I don't even think I can leave the house anymore. I feel incredibly incapacitated mentally and physically.
I can't believe he has abandoned me. I know he isn't allowed to contact me but that didn't stop him in prison. I have been hospitalised so many times in the last 2 months just to keep me live and yet he can turn his cheek and back to me knowing it will hurt me the most. He isn't just hurting me, he is hurting his own, first child as well.
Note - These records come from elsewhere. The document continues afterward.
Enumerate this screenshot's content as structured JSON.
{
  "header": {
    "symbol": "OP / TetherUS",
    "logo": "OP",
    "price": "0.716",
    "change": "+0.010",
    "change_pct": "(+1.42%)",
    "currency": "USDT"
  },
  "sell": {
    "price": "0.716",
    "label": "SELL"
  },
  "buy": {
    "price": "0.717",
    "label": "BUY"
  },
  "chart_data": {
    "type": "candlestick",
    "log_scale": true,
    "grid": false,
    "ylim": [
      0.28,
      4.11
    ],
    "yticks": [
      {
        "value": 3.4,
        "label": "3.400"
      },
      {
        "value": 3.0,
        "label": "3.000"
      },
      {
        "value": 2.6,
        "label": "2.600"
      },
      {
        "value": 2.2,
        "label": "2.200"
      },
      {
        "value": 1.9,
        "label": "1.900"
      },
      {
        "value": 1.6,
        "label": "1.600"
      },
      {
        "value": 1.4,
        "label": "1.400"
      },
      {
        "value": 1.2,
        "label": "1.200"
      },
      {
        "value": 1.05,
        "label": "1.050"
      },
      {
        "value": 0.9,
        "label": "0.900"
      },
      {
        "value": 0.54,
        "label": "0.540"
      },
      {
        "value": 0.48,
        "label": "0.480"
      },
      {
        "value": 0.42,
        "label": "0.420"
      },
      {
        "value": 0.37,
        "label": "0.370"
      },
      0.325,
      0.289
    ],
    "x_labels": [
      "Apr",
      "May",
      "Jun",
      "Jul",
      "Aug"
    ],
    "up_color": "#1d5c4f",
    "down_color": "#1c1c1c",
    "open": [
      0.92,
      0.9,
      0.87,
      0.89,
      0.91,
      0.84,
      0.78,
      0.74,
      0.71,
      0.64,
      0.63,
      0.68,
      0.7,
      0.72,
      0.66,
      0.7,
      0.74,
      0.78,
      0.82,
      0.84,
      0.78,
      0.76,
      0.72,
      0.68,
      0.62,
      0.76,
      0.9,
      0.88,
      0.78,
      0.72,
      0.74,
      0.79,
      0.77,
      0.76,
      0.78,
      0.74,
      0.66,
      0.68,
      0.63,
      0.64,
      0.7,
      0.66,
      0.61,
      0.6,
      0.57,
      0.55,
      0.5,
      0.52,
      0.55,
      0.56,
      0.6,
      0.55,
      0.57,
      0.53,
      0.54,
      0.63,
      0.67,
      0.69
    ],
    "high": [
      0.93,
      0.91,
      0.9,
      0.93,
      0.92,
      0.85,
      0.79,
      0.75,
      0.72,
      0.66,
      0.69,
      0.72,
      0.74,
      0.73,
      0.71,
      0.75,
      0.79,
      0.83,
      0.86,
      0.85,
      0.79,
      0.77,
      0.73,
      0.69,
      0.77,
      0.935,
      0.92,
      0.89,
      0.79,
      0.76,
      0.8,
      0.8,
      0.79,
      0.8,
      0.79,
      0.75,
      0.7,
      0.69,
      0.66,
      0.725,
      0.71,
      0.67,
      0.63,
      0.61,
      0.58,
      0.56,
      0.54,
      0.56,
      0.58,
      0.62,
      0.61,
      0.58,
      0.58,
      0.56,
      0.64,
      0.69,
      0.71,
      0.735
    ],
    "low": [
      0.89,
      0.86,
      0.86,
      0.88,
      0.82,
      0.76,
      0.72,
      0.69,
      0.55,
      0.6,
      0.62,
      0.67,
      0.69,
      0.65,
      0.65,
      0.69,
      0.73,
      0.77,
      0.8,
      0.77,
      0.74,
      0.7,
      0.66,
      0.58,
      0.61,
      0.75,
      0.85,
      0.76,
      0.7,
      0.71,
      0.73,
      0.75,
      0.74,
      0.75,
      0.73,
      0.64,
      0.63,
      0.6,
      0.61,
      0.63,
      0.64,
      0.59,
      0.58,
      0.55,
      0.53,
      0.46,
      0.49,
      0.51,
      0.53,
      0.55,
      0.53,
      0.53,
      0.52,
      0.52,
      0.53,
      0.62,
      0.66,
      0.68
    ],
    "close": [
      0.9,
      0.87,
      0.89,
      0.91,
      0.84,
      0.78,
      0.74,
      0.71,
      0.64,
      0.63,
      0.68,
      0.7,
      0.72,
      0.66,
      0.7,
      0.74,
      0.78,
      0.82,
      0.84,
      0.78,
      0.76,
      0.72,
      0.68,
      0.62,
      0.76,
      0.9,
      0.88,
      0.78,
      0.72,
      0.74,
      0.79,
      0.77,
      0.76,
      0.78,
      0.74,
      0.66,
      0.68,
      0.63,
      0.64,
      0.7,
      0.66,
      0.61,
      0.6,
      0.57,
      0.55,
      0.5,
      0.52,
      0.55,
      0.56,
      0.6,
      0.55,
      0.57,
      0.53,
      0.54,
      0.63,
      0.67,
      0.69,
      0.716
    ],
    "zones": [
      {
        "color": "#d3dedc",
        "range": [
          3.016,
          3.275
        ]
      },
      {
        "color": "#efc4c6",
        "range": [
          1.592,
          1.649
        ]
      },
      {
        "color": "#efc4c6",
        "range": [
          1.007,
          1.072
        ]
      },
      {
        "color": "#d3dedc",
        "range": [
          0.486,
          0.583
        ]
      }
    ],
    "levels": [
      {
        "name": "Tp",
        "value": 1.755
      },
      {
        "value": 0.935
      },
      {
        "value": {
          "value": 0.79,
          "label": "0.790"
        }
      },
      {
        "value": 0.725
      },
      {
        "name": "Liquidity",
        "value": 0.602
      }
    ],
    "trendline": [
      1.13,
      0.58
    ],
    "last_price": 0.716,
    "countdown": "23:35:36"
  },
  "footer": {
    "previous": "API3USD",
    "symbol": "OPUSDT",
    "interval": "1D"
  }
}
I wanted to enjoy this pregnancy despite its health bumps as it is my new start to love and cherish another human being once again. Instead it is turning out to be a nightmare of abandonment and uncertainty.
If you were to see me writing this now, you would think what a sorry existence I have right now. But he's ok with rich daddy and grandma. Getting all the money and opportunity to act out his victim performance because, he does no wrong. He is still a spoilt only child at 41 years old.
"What's that son? You hit a man and got 2.5 years in prison? Here's a wodd if cash you poor thing. Yes the police are corrupt and it is not your fault. What's that son? You pushed your wife out of your car doing 60mph? She is to blame! Here's some cash you poor thing."
Blah. I'm over this human existence already. All I want to be is purely and truly loved and cherished consistently and not taken for granted.